In turn, Vaughan closed out his 1983 by jamming with his lifelong hero Albert King on the show In Session on the Hamilton, Ontario, public television station CHCH. King had known Vaughan as "Little Stevie," the skinny white kid who used to come around and sit in whenever Albert passed through Austin for gigs. To hear him tell the story on this show is both hilarious and heartwarming. What would transpire over the course of the next hour and 45 minutes is one of the most special unions of teacher and student in modern music history. "I'm about ready to turn it over to you," King says to Vaughan at one point during the taping. "No, I don't believe that," Stevie responded. "Oh yes, it's true son, it's true," he returned. "Twenty-eight years is long enough. I gotta sit back and watch you."
It was a moment that might not have happened had Vaughan not heeded Alomar's advice. The guitarist and Double Trouble would go on to produce three more studio albums of modern AOR blues with 1984's Couldn't Stand the Weather, 1985's Soul to Soul and 1989's In Step before we lost Vaughan in a helicopter crash in East Troy, WI, on Aug. 27, 1990. He was just 35. However, in revisiting this particular period in the careers of Bowie and Vaughan through the Loving the Alien box set, we can be incredibly grateful that he chose self over stardom in his decision to make his residence in the Ziggy Universe a brief one, albeit one that helped launch him into the stratosphere of acclaim among music fans, heroes and peers alike.
"Stevie had a major amount of respect for David and vice versa," Layton explains to Billboard. "But sometimes things just don't work out, and Stevie didn't know if he could give his full commitment at the time.

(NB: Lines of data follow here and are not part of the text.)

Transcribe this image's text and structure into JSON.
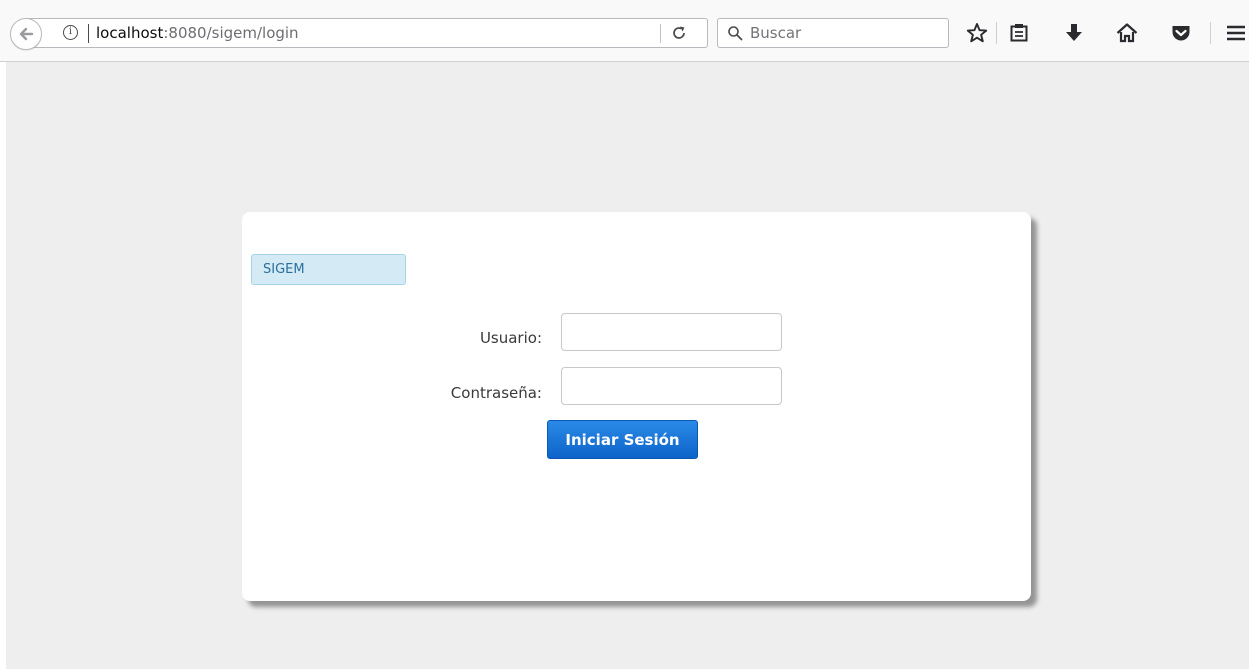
{
  "browser": {
    "url_host": "localhost",
    "url_rest": ":8080/sigem/login",
    "search_placeholder": "Buscar",
    "icons": [
      "back-arrow-icon",
      "info-icon",
      "reload-icon",
      "search-icon",
      "bookmark-star-icon",
      "reading-list-icon",
      "download-icon",
      "home-icon",
      "pocket-icon",
      "hamburger-menu-icon"
    ]
  },
  "login": {
    "app_name": "SIGEM",
    "username_label": "Usuario:",
    "username_value": "",
    "password_label": "Contraseña:",
    "password_value": "",
    "submit_label": "Iniciar Sesión"
  },
  "colors": {
    "page_background": "#eeeeee",
    "badge_background": "#d4ebf6",
    "badge_text": "#2a6f9c",
    "button_blue": "#1272d6"
  }
}
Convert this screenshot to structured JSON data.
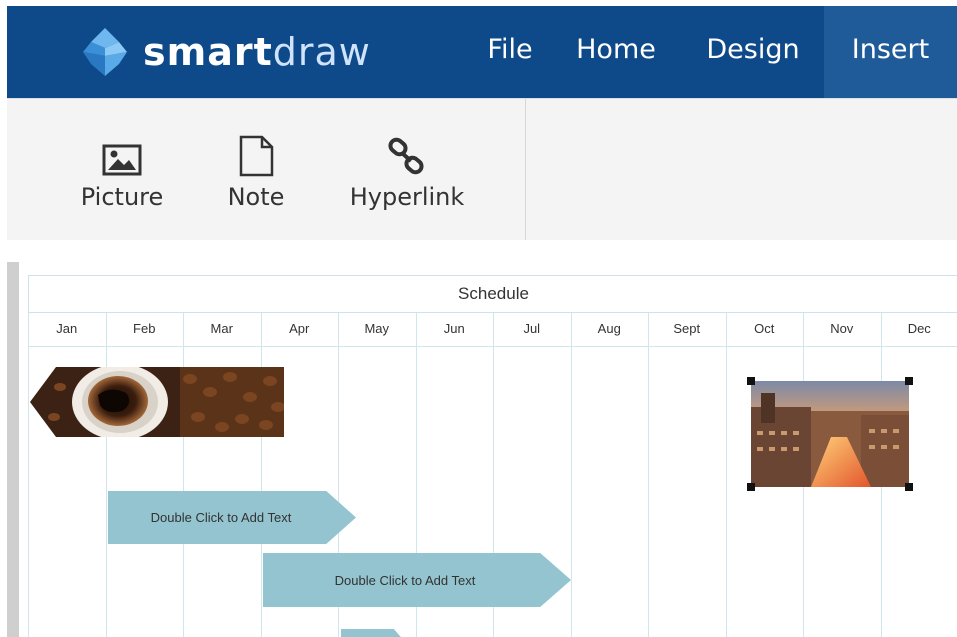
{
  "app": {
    "logo": {
      "text_bold": "smart",
      "text_light": "draw"
    },
    "menu": [
      "File",
      "Home",
      "Design",
      "Insert"
    ],
    "active_menu": "Insert",
    "colors": {
      "nav_bg": "#0e4a8a",
      "nav_active": "#205b99",
      "bar_fill": "#93c4cf",
      "grid_line": "#cfe7ec"
    }
  },
  "ribbon": {
    "tools": [
      {
        "label": "Picture",
        "icon": "picture-icon"
      },
      {
        "label": "Note",
        "icon": "note-icon"
      },
      {
        "label": "Hyperlink",
        "icon": "hyperlink-icon"
      }
    ]
  },
  "schedule": {
    "title": "Schedule",
    "months": [
      "Jan",
      "Feb",
      "Mar",
      "Apr",
      "May",
      "Jun",
      "Jul",
      "Aug",
      "Sept",
      "Oct",
      "Nov",
      "Dec"
    ],
    "bars": [
      {
        "label": "Double Click to Add Text"
      },
      {
        "label": "Double Click to Add Text"
      },
      {
        "label": ""
      }
    ],
    "images": [
      {
        "name": "coffee-image"
      },
      {
        "name": "city-image",
        "selected": true
      }
    ]
  }
}
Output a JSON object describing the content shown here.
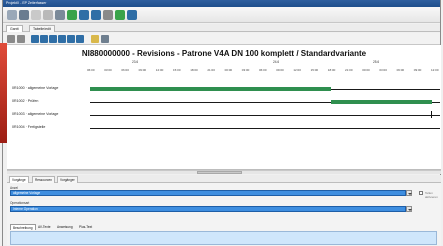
{
  "window": {
    "title": "ProjektX - EP Zeiterfasser"
  },
  "top_tabs": [
    {
      "label": "Gantt"
    },
    {
      "label": "Tabelle/edit"
    }
  ],
  "chart": {
    "title": "NI880000000 - Revisions - Patrone V4A DN 100 komplett / Standardvariante",
    "dates": [
      "23.6",
      "24.6",
      "25.6"
    ],
    "hours": [
      "06:00",
      "03:00",
      "06:00",
      "09:00",
      "12:00",
      "15:00",
      "18:00",
      "21:00",
      "00:00",
      "03:00",
      "06:00",
      "09:00",
      "12:00",
      "15:00",
      "18:00",
      "21:00",
      "00:00",
      "03:00",
      "06:00",
      "09:00",
      "12:00"
    ]
  },
  "rows": [
    {
      "label": "0R1000 · allgemeine Vorlage"
    },
    {
      "label": "0R1002 · Prüfen"
    },
    {
      "label": "0R1003 · allgemeine Vorlage"
    },
    {
      "label": "0R1004 · Fertigstelle"
    }
  ],
  "chart_data": {
    "type": "gantt",
    "tasks": [
      {
        "name": "0R1000 · allgemeine Vorlage",
        "start_frac": 0.0,
        "end_frac": 0.69
      },
      {
        "name": "0R1002 · Prüfen",
        "start_frac": 0.69,
        "end_frac": 0.98
      },
      {
        "name": "0R1003 · allgemeine Vorlage",
        "milestone_frac": 0.97
      },
      {
        "name": "0R1004 · Fertigstelle"
      }
    ]
  },
  "bottom_tabs": [
    {
      "label": "Vorgänge"
    },
    {
      "label": "Ressourcen"
    },
    {
      "label": "Vorgänger"
    }
  ],
  "panel": {
    "field1_label": "Anzel",
    "field1_value": "allgemeine Vorlage",
    "field2_label": "Operationsart",
    "field2_value": "Interne Operation",
    "checkbox_label": "Tellen aktivieren",
    "lower_tabs": [
      {
        "label": "Beschreibung"
      },
      {
        "label": "AV-Texte"
      },
      {
        "label": "Anweisung"
      },
      {
        "label": "Plus-Text"
      }
    ]
  },
  "colors": {
    "bar": "#2f8f4f",
    "selection": "#3e8ee0",
    "textarea": "#cfe6fb"
  }
}
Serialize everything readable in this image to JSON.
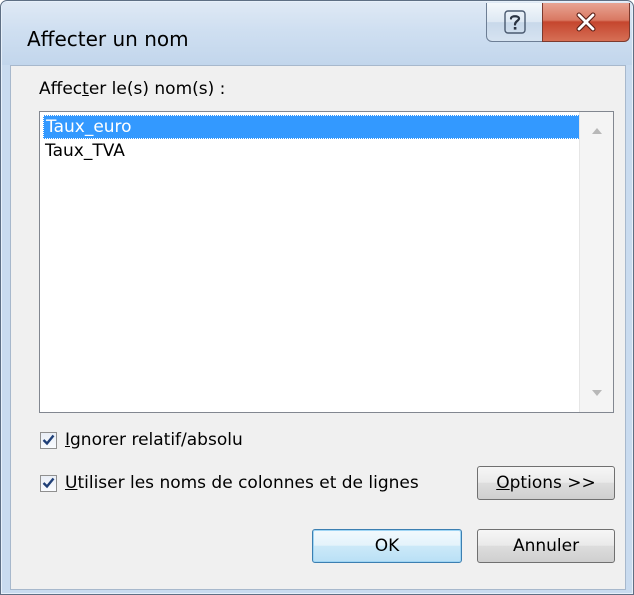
{
  "window": {
    "title": "Affecter un nom"
  },
  "titlebar": {
    "help_icon": "question-mark-icon",
    "close_icon": "close-x-icon"
  },
  "names_section": {
    "label_pre": "Affec",
    "label_accel": "t",
    "label_post": "er le(s) nom(s) :",
    "items": [
      "Taux_euro",
      "Taux_TVA"
    ],
    "selected_index": 0
  },
  "options": {
    "ignore": {
      "accel": "I",
      "rest": "gnorer relatif/absolu",
      "checked": true
    },
    "use_names": {
      "accel": "U",
      "rest": "tiliser les noms de colonnes et de lignes",
      "checked": true
    }
  },
  "buttons": {
    "options_accel": "O",
    "options_rest": "ptions >>",
    "ok": "OK",
    "cancel": "Annuler"
  },
  "colors": {
    "selection": "#3399ff",
    "title_bar": "#cfdff1",
    "close_button": "#c5462e",
    "dialog_bg": "#f0f0f0"
  }
}
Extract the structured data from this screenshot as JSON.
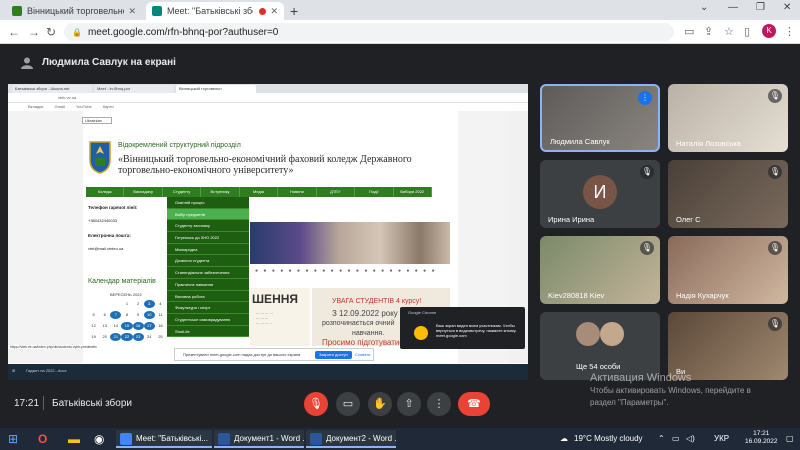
{
  "browser": {
    "tabs": [
      {
        "title": "Вінницький торговельно-економ",
        "active": false
      },
      {
        "title": "Meet: \"Батьківські збори\"",
        "active": true
      }
    ],
    "url": "meet.google.com/rfn-bhnq-por?authuser=0",
    "profile_letter": "K"
  },
  "meet": {
    "presenter_banner": "Людмила Савлук на екрані",
    "time": "17:21",
    "meeting_title": "Батьківські збори"
  },
  "shared_screen": {
    "tabs": [
      "Батьківські збори - Школа.net",
      "Meet - Ін-бhnq-por",
      "Вінницький торговельн"
    ],
    "url": "vtek.ve.ua",
    "bookmarks": [
      "Вкладки",
      "Gmail",
      "YouTube",
      "Карти"
    ],
    "language": "Ukrainian",
    "subtitle": "Відокремлений структурний підрозділ",
    "title": "«Вінницький торговельно-економічний фаховий коледж Державного торговельно-економічного університету»",
    "menu": [
      "Коледж",
      "Викладачу",
      "Студенту",
      "Вступнику",
      "Медіа",
      "Новини",
      "ДТЕУ",
      "Події",
      "Вибори 2022"
    ],
    "dropdown": [
      "Освітній процес",
      "Вибір предметів",
      "Студенту заочнику",
      "Готуємось до ЗНО 2022",
      "Міжнародна",
      "Дозвілля студента",
      "Стипендіальне забезпечення",
      "Практичне навчання",
      "Виховна робота",
      "Фізкультура і спорт",
      "Студентське самоврядування",
      "StudLife"
    ],
    "phone_label": "Телефон гарячої лінії:",
    "phone_value": "+380432440033",
    "email_label": "Електронна пошта:",
    "email_value": "vtet@mail.vtnteu.ua",
    "calendar_title": "Календар матеріалів",
    "calendar_month": "ВЕРЕСЕНЬ 2022",
    "calendar_days": [
      "",
      "",
      "",
      "1",
      "2",
      "3",
      "4",
      "5",
      "6",
      "7",
      "8",
      "9",
      "10",
      "11",
      "12",
      "13",
      "14",
      "15",
      "16",
      "17",
      "18",
      "19",
      "20",
      "21",
      "22",
      "23",
      "24",
      "25"
    ],
    "news_big": "ШЕННЯ",
    "news_right_1": "УВАГА СТУДЕНТІВ 4 курсу!",
    "news_right_2": "З 12.09.2022 року",
    "news_right_3": "розпочинається очний",
    "news_right_4": "навчання.",
    "news_right_5": "Просимо підготуватися!",
    "share_banner_text": "Презентувати meet.google.com надає доступ до вашого екрана",
    "share_stop": "Закрити доступ",
    "share_hide": "Сховати",
    "status_url": "https://vtek.ve.ua/index.php/uk/studentu-vybir-predmetiv",
    "taskbar_item": "Гаджет на 2022...docx",
    "notif_title": "Google Chrome",
    "notif_text": "Ваш экран виден всем участникам. Чтобы вернуться в видеовстречу, нажмите кнопку.",
    "notif_source": "meet.google.com"
  },
  "participants": [
    {
      "name": "Людмила Савлук",
      "highlighted": true,
      "mic": "active"
    },
    {
      "name": "Наталія Лозовська",
      "highlighted": false,
      "mic": "muted"
    },
    {
      "name": "Ирина Ирина",
      "highlighted": false,
      "mic": "muted",
      "letter": "И"
    },
    {
      "name": "Олег С",
      "highlighted": false,
      "mic": "muted"
    },
    {
      "name": "Kiev280818 Kiev",
      "highlighted": false,
      "mic": "muted"
    },
    {
      "name": "Надія Кухарчук",
      "highlighted": false,
      "mic": "muted"
    },
    {
      "name": "Ще 54 особи",
      "highlighted": false,
      "mic": "none"
    },
    {
      "name": "Ви",
      "highlighted": false,
      "mic": "muted"
    }
  ],
  "watermark": {
    "line1": "Активация Windows",
    "line2": "Чтобы активировать Windows, перейдите в",
    "line3": "раздел \"Параметры\"."
  },
  "taskbar": {
    "apps": [
      {
        "label": "Meet: \"Батьківські...",
        "color": "#4285f4"
      },
      {
        "label": "Документ1 - Word ...",
        "color": "#2b579a"
      },
      {
        "label": "Документ2 - Word ...",
        "color": "#2b579a"
      }
    ],
    "weather": "19°C  Mostly cloudy",
    "lang": "УКР",
    "clock_time": "17:21",
    "clock_date": "16.09.2022"
  }
}
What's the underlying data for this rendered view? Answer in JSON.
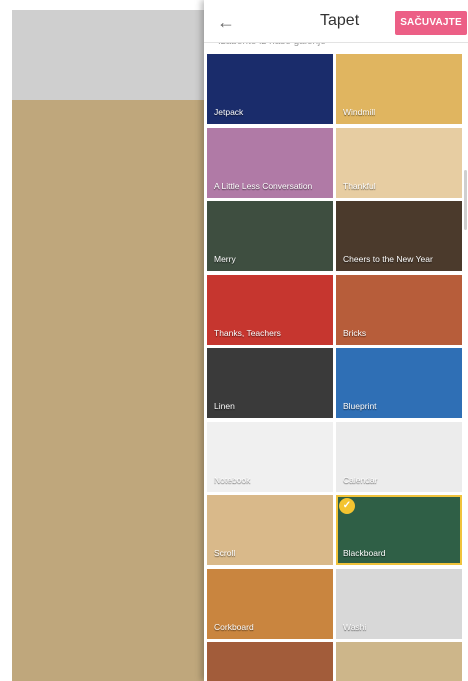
{
  "header": {
    "title": "Tapet",
    "save_label": "SAČUVAJTE",
    "back_icon": "arrow-left-icon"
  },
  "subtitle": "Izaberite iz naše galerije",
  "tiles": [
    {
      "name": "Jetpack",
      "bg": "#1a2c6b"
    },
    {
      "name": "Windmill",
      "bg": "#e0b560"
    },
    {
      "name": "A Little Less Conversation",
      "bg": "#b07aa6"
    },
    {
      "name": "Thankful",
      "bg": "#e7cda2"
    },
    {
      "name": "Merry",
      "bg": "#3e4e40"
    },
    {
      "name": "Cheers to the New Year",
      "bg": "#4b3a2c"
    },
    {
      "name": "Thanks, Teachers",
      "bg": "#c6362f"
    },
    {
      "name": "Bricks",
      "bg": "#b75d3a"
    },
    {
      "name": "Linen",
      "bg": "#3a3a3a"
    },
    {
      "name": "Blueprint",
      "bg": "#2f6fb5"
    },
    {
      "name": "Notebook",
      "bg": "#f0f0f0"
    },
    {
      "name": "Calendar",
      "bg": "#ececec"
    },
    {
      "name": "Scroll",
      "bg": "#d9b98a"
    },
    {
      "name": "Blackboard",
      "bg": "#2f5f46",
      "selected": true
    },
    {
      "name": "Corkboard",
      "bg": "#c9853f"
    },
    {
      "name": "Washi",
      "bg": "#d8d8d8"
    },
    {
      "name": "",
      "bg": "#a25c3a"
    },
    {
      "name": "",
      "bg": "#cdb68a"
    }
  ]
}
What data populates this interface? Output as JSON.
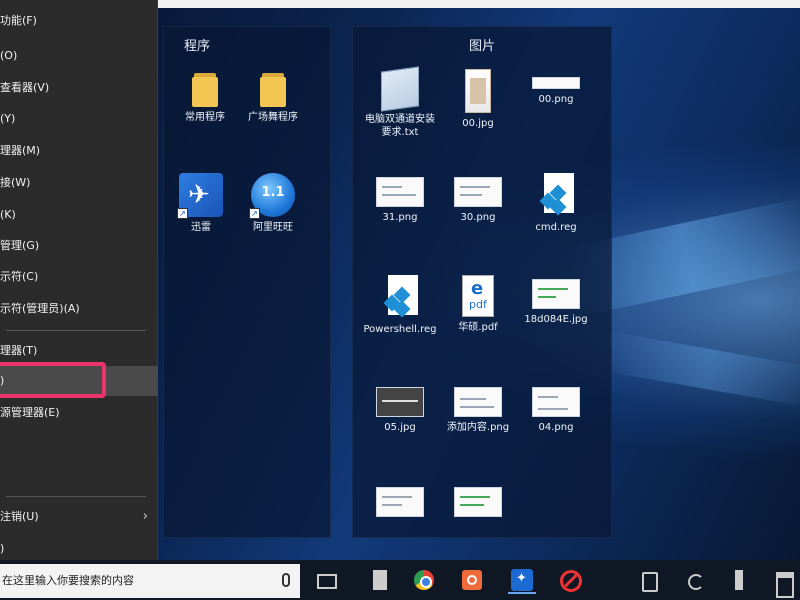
{
  "start_menu_groups": {
    "programs": {
      "title": "程序",
      "items": [
        {
          "label": "常用程序",
          "icon": "folder-icon"
        },
        {
          "label": "广场舞程序",
          "icon": "folder-icon"
        },
        {
          "label": "迅雷",
          "icon": "xunlei-icon"
        },
        {
          "label": "阿里旺旺",
          "icon": "aliwangwang-icon",
          "icon_text": "1.1"
        }
      ]
    },
    "pictures": {
      "title": "图片",
      "items": [
        {
          "label": "电脑双通道安装要求.txt",
          "icon": "text-file-icon"
        },
        {
          "label": "00.jpg",
          "icon": "image-file-icon"
        },
        {
          "label": "00.png",
          "icon": "image-file-icon"
        },
        {
          "label": "31.png",
          "icon": "image-file-icon"
        },
        {
          "label": "30.png",
          "icon": "image-file-icon"
        },
        {
          "label": "cmd.reg",
          "icon": "registry-file-icon"
        },
        {
          "label": "Powershell.reg",
          "icon": "registry-file-icon"
        },
        {
          "label": "华硕.pdf",
          "icon": "pdf-file-icon",
          "icon_text": "e",
          "icon_subtext": "pdf"
        },
        {
          "label": "18d084E.jpg",
          "icon": "image-file-icon"
        },
        {
          "label": "05.jpg",
          "icon": "image-file-icon"
        },
        {
          "label": "添加内容.png",
          "icon": "image-file-icon"
        },
        {
          "label": "04.png",
          "icon": "image-file-icon"
        },
        {
          "label": "",
          "icon": "image-file-icon"
        },
        {
          "label": "",
          "icon": "image-file-icon"
        }
      ]
    }
  },
  "context_menu": {
    "items": [
      {
        "label": "功能(F)"
      },
      {
        "label": "(O)"
      },
      {
        "label": "查看器(V)"
      },
      {
        "label": "(Y)"
      },
      {
        "label": "理器(M)"
      },
      {
        "label": "接(W)"
      },
      {
        "label": "(K)"
      },
      {
        "label": "管理(G)"
      },
      {
        "label": "示符(C)"
      },
      {
        "label": "示符(管理员)(A)"
      },
      {
        "label": "理器(T)"
      },
      {
        "label": ")"
      },
      {
        "label": "源管理器(E)"
      },
      {
        "label": ""
      },
      {
        "label": ""
      },
      {
        "label": "注销(U)",
        "has_submenu": true
      },
      {
        "label": ")"
      }
    ],
    "submenu_arrow": "›"
  },
  "taskbar": {
    "search_placeholder": "在这里输入你要搜索的内容",
    "pinned": [
      "task-view-icon",
      "calculator-icon",
      "chrome-icon",
      "power-icon",
      "xunlei-icon",
      "block-icon"
    ],
    "tray": [
      "tablet-icon",
      "refresh-icon",
      "pen-icon",
      "device-icon"
    ]
  },
  "colors": {
    "highlight_box": "#e8336b",
    "menu_bg": "#2b2b2b",
    "taskbar_bg": "#101826"
  }
}
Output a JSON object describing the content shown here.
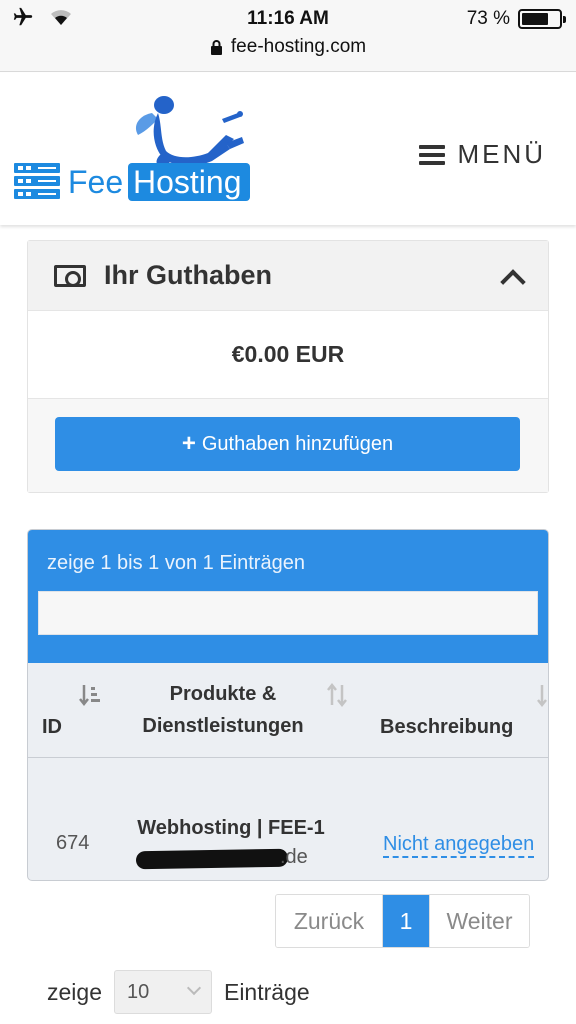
{
  "status_bar": {
    "time": "11:16 AM",
    "battery": "73 %",
    "battery_level": 0.73,
    "url": "fee-hosting.com"
  },
  "header": {
    "logo_text_1": "Fee",
    "logo_text_2": "Hosting",
    "menu_label": "MENÜ"
  },
  "credit": {
    "title": "Ihr Guthaben",
    "amount": "€0.00 EUR",
    "add_button": "Guthaben hinzufügen"
  },
  "table": {
    "info": "zeige 1 bis 1 von 1 Einträgen",
    "columns": {
      "id": "ID",
      "product_line1": "Produkte &",
      "product_line2": "Dienstleistungen",
      "description": "Beschreibung"
    },
    "rows": [
      {
        "id": "674",
        "product": "Webhosting | FEE-1",
        "domain_suffix": ".de",
        "description": "Nicht angegeben"
      }
    ]
  },
  "pagination": {
    "prev": "Zurück",
    "current": "1",
    "next": "Weiter"
  },
  "length": {
    "prefix": "zeige",
    "value": "10",
    "suffix": "Einträge"
  },
  "colors": {
    "accent": "#2f8ee5",
    "logo_blue": "#1d8ae0",
    "panel_gray": "#f2f2f2"
  }
}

We were all trying to do the things we wanted to do back then, and we all move in and out of different spheres for every season. But Bowie saw us play and was so fascinated by Stevie he wanted to figure out how he could work him into what he was doing. I give Bowie so much credit for reading between the lines in our culture and sense something that might not have been as obvious to the naked eye."